Recall that KKR had won precisely last June the right to negotiate on an exclusive basis the purchase of control of TIM’s NetCo, with the tlc group’s Board of Directors giving a mandate to ceo Pietro Labriola to initiate, on an exclusive basis, an improved negotiation with the U.S. fund, aimed at “obtaining the presentation in the shortest possible time, consistent with the complexity of the transaction and in any case by September 30, of a final and binding offer” (see here a previous article by BeBeez).
Meanwhile, a crucial meeting will be held in the coming days between the Italian Government representatives and those of Vivendi, the French media group, TIM’s largest shareholder at 23.75 percent, which has always put the brakes on the deal because it considers the price offered by KKR to be too low. It is well known for the French shareholder that NetCo’s value is 31 billion (see here a previous article by BeBeez), a far cry from the 23 billion that KKR has put on the table (see here a previous article by BeBeez). In fact, Vivendi’s ceo, Arnaud de Puyfontaine, sent a letter to the Treasury asking for a meeting before KKR submits its binding offer on the network, a meeting that the government has agreed to and that is thought could already take place this week.
Meanwhile, we recall that at the end of August the Italian Council of Ministers, at the proposal of Prime Minister Giorgia Meloni and Minister of Economy and Finance Giancarlo Giorgetti, gave the green light to the entry of the Ministry into the capital of NetCo, as part of the transaction organized by KKR, putting up to 2.2 billion euros on the plate, for a share of NetCo between 15 and 20 percent, with the resources that will be drawn from the availability of the so-called earmarked assets, created by Decree Law No. 34 of 2020 and amounting today to 2.525 billion (see here a previous article by BeBeez).

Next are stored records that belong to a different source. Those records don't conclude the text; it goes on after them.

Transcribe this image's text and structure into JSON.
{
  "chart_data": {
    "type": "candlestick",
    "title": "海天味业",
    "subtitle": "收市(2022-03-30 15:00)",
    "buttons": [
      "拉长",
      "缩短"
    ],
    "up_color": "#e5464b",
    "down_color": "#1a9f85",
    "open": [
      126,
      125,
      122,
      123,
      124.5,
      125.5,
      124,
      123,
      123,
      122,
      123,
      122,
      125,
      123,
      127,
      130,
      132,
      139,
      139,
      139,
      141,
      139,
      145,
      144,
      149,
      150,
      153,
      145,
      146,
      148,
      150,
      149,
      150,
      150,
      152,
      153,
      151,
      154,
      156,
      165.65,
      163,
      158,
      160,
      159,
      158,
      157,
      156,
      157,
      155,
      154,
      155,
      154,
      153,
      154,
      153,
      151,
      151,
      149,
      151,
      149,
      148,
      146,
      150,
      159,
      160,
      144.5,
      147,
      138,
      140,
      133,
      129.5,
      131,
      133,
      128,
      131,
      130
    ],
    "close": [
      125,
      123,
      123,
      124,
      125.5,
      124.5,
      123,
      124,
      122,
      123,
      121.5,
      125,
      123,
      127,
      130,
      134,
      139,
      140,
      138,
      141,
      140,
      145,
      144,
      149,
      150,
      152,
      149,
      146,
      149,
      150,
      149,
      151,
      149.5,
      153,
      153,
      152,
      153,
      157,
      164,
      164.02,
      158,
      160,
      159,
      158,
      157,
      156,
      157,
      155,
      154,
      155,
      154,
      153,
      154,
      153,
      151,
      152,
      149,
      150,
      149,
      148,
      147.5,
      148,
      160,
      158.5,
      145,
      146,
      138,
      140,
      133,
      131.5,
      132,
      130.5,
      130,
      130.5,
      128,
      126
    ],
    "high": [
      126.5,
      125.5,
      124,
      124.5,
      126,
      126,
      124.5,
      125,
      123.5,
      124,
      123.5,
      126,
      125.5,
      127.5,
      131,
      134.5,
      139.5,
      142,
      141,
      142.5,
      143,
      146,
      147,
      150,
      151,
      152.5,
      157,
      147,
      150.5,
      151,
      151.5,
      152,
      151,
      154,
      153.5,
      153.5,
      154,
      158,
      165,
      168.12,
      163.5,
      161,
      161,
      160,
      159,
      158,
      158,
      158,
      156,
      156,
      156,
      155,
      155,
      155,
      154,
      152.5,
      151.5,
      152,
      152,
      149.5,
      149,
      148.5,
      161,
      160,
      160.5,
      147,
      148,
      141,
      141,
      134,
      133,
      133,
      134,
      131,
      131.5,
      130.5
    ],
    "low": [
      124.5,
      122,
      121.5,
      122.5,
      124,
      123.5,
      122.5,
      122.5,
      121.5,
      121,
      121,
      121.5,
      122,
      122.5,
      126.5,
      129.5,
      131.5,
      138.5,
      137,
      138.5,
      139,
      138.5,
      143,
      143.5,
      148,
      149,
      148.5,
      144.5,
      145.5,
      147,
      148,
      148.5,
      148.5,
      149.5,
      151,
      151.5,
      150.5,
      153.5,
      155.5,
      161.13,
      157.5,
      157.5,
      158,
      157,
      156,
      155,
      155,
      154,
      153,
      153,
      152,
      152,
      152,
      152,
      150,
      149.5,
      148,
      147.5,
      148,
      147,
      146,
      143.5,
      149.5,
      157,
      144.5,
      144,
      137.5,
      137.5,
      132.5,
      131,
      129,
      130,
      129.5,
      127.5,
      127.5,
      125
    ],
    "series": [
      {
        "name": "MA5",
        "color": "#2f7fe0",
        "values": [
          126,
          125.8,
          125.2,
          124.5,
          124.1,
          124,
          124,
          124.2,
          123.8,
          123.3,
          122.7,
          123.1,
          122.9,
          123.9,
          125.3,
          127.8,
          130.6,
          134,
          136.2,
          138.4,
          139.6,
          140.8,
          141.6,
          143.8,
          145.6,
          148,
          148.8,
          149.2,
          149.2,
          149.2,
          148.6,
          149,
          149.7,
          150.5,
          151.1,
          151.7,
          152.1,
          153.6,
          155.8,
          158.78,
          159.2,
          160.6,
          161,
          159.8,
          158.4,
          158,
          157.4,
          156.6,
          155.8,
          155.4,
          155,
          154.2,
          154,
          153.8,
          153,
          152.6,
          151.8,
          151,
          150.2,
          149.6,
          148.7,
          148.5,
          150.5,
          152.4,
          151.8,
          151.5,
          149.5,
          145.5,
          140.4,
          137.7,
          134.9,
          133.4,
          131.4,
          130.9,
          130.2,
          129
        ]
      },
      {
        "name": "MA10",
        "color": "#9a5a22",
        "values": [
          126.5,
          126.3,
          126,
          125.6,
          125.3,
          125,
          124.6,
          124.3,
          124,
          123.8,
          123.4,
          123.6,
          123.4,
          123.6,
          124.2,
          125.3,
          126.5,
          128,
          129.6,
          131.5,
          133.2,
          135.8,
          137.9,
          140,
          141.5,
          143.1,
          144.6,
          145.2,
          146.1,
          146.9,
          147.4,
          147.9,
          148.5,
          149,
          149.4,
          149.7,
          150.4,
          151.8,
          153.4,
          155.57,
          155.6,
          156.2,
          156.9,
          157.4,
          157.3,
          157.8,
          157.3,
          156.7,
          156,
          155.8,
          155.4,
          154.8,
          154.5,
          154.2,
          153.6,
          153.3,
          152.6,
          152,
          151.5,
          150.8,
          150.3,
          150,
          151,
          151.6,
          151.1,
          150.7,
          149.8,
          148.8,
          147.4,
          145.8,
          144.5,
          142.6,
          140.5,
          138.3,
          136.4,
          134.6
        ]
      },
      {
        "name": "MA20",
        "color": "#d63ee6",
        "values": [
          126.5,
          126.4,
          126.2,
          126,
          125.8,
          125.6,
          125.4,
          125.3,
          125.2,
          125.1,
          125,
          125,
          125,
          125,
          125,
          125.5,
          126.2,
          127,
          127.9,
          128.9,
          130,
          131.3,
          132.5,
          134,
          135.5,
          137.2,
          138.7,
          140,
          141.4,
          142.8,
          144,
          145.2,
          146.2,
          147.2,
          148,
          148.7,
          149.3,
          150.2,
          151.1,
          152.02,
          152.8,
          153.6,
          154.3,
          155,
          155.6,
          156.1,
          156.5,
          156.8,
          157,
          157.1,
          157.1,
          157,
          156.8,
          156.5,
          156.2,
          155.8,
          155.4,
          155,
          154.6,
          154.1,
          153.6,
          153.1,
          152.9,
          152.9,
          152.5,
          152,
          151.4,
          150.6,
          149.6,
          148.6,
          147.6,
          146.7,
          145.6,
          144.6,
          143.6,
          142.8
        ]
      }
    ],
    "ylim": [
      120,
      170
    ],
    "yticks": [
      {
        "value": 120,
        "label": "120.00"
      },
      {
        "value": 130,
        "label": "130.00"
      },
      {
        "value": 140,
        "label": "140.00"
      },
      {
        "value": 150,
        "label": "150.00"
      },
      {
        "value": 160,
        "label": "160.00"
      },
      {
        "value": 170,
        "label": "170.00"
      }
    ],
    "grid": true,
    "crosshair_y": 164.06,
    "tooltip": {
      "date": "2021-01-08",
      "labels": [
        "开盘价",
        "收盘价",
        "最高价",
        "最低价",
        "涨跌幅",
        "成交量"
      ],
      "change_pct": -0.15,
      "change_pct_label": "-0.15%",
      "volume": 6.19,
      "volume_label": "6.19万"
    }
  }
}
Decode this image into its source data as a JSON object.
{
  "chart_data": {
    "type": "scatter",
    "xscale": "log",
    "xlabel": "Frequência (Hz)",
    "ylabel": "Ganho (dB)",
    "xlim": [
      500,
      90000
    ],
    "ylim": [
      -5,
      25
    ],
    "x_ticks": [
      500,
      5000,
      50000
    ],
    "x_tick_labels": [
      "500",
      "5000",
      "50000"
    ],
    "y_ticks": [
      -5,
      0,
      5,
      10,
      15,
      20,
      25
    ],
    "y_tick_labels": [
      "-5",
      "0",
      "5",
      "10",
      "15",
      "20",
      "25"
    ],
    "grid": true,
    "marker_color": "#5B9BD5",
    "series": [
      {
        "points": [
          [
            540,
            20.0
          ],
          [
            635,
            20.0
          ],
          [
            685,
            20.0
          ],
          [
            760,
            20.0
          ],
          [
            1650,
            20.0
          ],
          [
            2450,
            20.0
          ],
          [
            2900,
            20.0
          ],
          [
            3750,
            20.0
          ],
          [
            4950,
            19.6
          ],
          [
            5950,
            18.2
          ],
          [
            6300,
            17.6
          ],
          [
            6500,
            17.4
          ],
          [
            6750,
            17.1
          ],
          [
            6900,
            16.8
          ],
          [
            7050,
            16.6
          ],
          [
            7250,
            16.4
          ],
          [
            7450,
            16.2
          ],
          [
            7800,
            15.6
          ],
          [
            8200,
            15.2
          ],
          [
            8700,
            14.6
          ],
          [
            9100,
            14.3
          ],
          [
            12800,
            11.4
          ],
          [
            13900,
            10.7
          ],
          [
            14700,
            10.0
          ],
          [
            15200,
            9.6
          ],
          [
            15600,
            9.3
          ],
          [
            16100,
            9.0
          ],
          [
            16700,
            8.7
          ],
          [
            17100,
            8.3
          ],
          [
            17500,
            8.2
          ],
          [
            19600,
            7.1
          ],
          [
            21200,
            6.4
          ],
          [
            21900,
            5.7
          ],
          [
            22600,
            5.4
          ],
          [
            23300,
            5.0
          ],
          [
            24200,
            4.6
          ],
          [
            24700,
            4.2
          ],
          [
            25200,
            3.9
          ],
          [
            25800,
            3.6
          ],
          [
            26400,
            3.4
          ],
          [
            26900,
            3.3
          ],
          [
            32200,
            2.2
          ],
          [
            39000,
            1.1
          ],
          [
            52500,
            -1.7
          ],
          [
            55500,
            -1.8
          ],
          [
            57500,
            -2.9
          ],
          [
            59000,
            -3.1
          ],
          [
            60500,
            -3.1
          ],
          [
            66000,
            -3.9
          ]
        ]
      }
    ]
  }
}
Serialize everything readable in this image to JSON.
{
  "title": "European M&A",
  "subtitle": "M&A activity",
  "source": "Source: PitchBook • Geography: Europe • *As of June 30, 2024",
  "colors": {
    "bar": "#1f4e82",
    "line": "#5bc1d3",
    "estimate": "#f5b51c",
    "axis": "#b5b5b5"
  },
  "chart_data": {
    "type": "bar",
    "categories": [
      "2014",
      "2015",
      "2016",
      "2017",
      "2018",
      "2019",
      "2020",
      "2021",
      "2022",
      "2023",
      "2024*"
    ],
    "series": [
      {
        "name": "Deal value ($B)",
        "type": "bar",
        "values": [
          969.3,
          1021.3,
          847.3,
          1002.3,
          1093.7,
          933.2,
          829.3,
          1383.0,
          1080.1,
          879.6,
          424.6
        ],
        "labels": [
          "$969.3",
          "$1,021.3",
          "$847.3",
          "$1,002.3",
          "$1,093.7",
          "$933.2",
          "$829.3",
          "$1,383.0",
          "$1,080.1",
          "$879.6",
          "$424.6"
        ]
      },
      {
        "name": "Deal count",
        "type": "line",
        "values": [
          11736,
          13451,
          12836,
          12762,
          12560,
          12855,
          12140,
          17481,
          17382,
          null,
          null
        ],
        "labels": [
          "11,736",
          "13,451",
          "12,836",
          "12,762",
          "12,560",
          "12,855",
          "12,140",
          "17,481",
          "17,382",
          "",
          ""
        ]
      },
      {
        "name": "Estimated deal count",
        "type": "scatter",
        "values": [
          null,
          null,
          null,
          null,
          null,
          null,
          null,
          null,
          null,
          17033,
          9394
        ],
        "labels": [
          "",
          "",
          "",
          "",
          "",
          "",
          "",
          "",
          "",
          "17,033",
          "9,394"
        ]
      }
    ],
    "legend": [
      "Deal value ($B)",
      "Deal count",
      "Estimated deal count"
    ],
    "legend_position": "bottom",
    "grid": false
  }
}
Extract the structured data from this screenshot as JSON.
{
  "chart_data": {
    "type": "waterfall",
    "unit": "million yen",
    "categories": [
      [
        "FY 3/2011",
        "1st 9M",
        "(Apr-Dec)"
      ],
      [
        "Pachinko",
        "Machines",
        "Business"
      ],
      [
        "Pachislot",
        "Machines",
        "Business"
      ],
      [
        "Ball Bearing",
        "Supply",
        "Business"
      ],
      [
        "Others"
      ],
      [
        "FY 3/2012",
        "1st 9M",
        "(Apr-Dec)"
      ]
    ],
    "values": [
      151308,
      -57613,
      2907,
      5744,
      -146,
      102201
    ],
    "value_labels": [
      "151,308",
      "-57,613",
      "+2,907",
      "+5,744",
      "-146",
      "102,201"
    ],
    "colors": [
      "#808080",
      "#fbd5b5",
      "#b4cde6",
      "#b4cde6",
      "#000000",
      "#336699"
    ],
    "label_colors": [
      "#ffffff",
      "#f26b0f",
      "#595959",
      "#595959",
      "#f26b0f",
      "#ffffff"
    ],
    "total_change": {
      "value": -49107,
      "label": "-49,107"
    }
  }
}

At the end of the transaction KKR should hold about 65 percent of NetCo’s capital, the Italian Treasury Ministery precisely 15-20 percent, while the remaining share could be distributed between Italy’s National Promotion Institution, Cassa Depositi e Prestiti, and Italy’s major private capital infrastructure investor, F2i sgr. In this regard Mr. Giorgetti had said, “Possible involvement of CDP, taking into account Antitrust constraints,” referring to the fact that CDP is already a majority shareholder in Open Fiber“.